To study these lexical-level issues, we have used many techniques, such as phoneme monitoring, dichotic migration, lexical decision, syllable monitoring, and phonemic restoration. The restoration work is built on Richard Warren's (1970) discovery that utterances sound intact, even when parts of them have been deleted and replaced by an extraneous sound. We have used this phenomenon to study the knowledge sources used by the perceptual process to restore missing parts of the signal. This is a study using restoration.

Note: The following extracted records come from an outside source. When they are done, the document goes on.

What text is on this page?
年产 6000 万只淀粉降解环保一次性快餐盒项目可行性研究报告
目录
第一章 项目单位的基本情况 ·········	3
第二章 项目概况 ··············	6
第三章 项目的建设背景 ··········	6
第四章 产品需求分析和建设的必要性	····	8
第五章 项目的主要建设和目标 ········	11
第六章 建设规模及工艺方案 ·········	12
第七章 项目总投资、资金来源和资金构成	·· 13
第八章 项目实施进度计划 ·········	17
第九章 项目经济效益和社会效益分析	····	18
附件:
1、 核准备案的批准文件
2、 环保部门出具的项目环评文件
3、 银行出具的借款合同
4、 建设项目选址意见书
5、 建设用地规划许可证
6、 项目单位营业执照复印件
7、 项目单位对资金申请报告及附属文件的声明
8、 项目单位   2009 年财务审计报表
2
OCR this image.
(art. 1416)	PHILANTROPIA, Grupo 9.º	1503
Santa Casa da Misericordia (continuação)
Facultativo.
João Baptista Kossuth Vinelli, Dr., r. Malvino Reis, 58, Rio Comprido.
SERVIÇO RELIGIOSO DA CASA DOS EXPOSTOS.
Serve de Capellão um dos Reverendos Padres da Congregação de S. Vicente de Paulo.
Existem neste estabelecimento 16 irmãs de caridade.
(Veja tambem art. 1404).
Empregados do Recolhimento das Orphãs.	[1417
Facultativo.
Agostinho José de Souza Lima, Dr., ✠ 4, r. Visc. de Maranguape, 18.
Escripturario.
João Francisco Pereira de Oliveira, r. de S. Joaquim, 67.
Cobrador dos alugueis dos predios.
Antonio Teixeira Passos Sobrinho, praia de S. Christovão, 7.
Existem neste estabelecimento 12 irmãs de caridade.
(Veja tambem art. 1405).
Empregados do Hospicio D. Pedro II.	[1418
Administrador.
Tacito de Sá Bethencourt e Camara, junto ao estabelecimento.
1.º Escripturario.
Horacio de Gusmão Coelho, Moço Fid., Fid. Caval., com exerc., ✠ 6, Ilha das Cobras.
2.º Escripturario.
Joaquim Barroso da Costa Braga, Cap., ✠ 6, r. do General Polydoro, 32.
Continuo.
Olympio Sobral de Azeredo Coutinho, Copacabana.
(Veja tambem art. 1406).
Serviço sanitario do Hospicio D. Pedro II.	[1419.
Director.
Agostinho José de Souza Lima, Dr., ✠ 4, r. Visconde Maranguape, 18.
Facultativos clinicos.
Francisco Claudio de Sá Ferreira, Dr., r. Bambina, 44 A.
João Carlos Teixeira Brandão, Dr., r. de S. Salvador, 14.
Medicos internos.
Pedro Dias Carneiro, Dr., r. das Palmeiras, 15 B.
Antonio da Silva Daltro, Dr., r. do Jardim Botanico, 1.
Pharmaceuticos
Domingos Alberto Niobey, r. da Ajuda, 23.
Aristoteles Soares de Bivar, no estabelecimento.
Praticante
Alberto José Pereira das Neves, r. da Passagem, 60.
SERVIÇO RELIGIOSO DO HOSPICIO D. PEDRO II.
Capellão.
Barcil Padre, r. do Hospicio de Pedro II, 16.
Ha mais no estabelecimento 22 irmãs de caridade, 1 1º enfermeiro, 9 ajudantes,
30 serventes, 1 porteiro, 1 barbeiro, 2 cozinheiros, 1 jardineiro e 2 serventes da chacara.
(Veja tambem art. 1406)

We also have projects to examine attentional principles in nonspeech domains, in both the visual and auditory modalities. Here are a series of experiments run in the visual domain, examining a phenomenon called inhibition of return. This effort reflects the general approach taken here: In order to study any complex stimulus domain, it will be important to study many cognitive processes, including attention, perception, and encoding of the information in memory.

In the auditory modality, one line of nonspeech research deals with change deafness. A number of studies have demonstrated a phenomenon called "change blindness" in which people seem to be surprisingly poor at noticing rather large changes in a visual scene. In the auditory domain our research on change deafness tests whether people are also not very good at noticing when the set of sounds they hear changes.